Plusieurs scénarios sont maintenant possibles. On peut imaginer un procès accéléré pour l’ancienne présidente, qui serait alors, si elle était condamnée, définitivement démise de ses fonctions pendant l’été. On peut, au contraire, imaginer un procès en longueur, s’éternisant, ce qui prolongerait l’agonie du système politique brésilien. D’autres rebondissements ne sont pas à exclure: soit que Michel Temer doive démissionner après une mise en examen ou une décision défavorable de la Cour suprême; soit que Dilma Rousseff réussisse à ré-entrer dans le jeu avant la fin des six mois de sa suspension.
Beaucoup des interlocuteurs que j’ai rencontrés à Brasilia pensent que des élections anticipées seraient finalement la meilleure option. Mais la droite et les partisans de Michel Temer, trop heureux d’être arrivés au pouvoir sans être passés par les urnes, rejettent naturellement ce scénario. La prochaine élection présidentielle est prévue, pour l’heure, en 2018.
Réputation du Parti des travailleurs entachée
Le nouveau président a constitué un gouvernement d’union nationale dont il a immédiatement exclu tous les proches de Dilma Rousseff. Lula fut même le premier a être écarté du gouvernement –tout un symbole. Dans les rangs de la gauche, qui reste forte au Parlement puisqu’il n’y a eu ni dissolution ni élection, on s’inquiète déjà de la remise en cause des acquis sociaux de l’ère Lula. Si le président par intérim a laissé entendre qu’il préserverait la «Bolsa Familia», une aide aux familles qui a contribué à la baisse de la pauvreté, ses propositions de dérégulation de l’économie, de réforme des retraites et du code du travail et ses projets de privatisations sont accueillis avec scepticisme par les syndicats.

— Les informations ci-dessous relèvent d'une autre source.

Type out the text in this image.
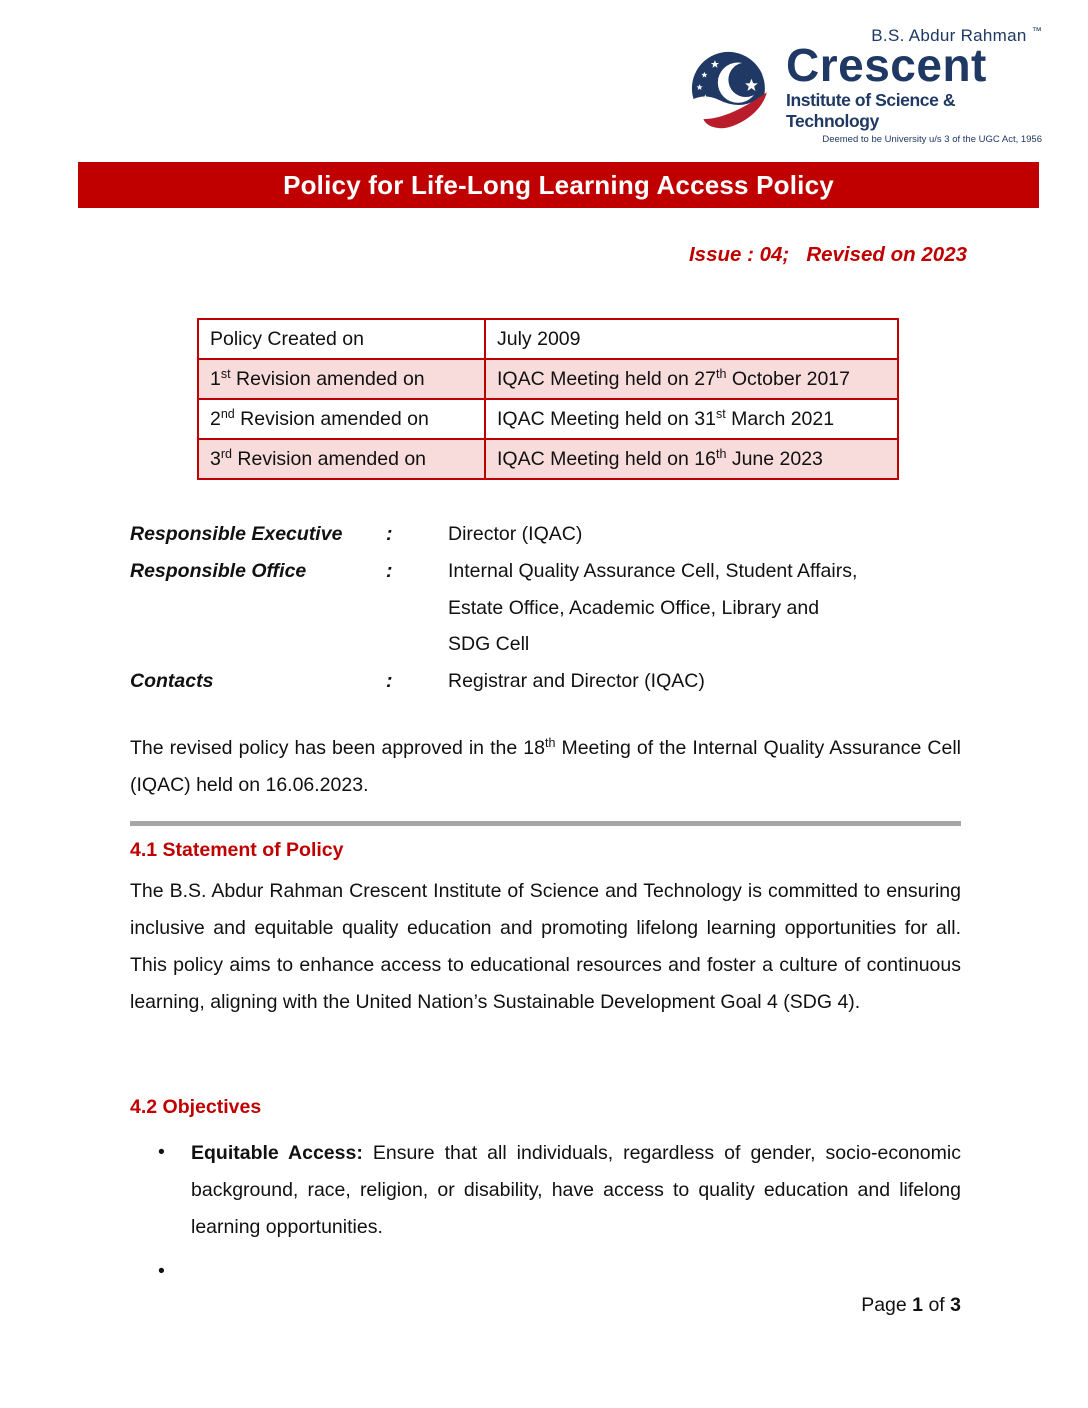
B.S. Abdur Rahman ™
Crescent
Institute of Science & Technology
Deemed to be University u/s 3 of the UGC Act, 1956
Policy for Life-Long Learning Access Policy
Issue : 04;   Revised on 2023
Policy Created on	July 2009
1st Revision amended on	IQAC Meeting held on 27th October 2017
2nd Revision amended on	IQAC Meeting held on 31st March 2021
3rd Revision amended on	IQAC Meeting held on 16th June 2023
Responsible Executive	:	Director (IQAC)
Responsible Office	:	Internal Quality Assurance Cell, Student Affairs,
Estate Office, Academic Office, Library and
SDG Cell
Contacts	:	Registrar and Director (IQAC)
The revised policy has been approved in the 18th Meeting of the Internal Quality Assurance Cell (IQAC) held on 16.06.2023.
4.1 Statement of Policy
The B.S. Abdur Rahman Crescent Institute of Science and Technology is committed to ensuring inclusive and equitable quality education and promoting lifelong learning opportunities for all. This policy aims to enhance access to educational resources and foster a culture of continuous learning, aligning with the United Nation’s Sustainable Development Goal 4 (SDG 4).
4.2 Objectives
• Equitable Access: Ensure that all individuals, regardless of gender, socio-economic background, race, religion, or disability, have access to quality education and lifelong learning opportunities.
•
Page 1 of 3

Car la situation économique est préoccupante pour l’ancien bon élève de la mondialisation –le Brésil était le pays émergent modèle: le chômage a grimpé à plus de 10% au premier trimestre, l’inflation atteint désormais 10% et les prévisions de croissance sont nulles ou faibles. Le pouvoir d’achat est en baisse. «L’explosion du chômage est vraiment l’échec de Dilma Rousseff. Elle a clairement merdé sur ça. Vous imaginez, il n’y a plus de travail, plus d’espoir ici alors que c’était un pays de forte croissance», me dit Gabrial, un étudiant que j’interviewe au Centro Cultural Banco do Brasil de Brasilia. Lui aussi avait voté pour l’ancienne présidente.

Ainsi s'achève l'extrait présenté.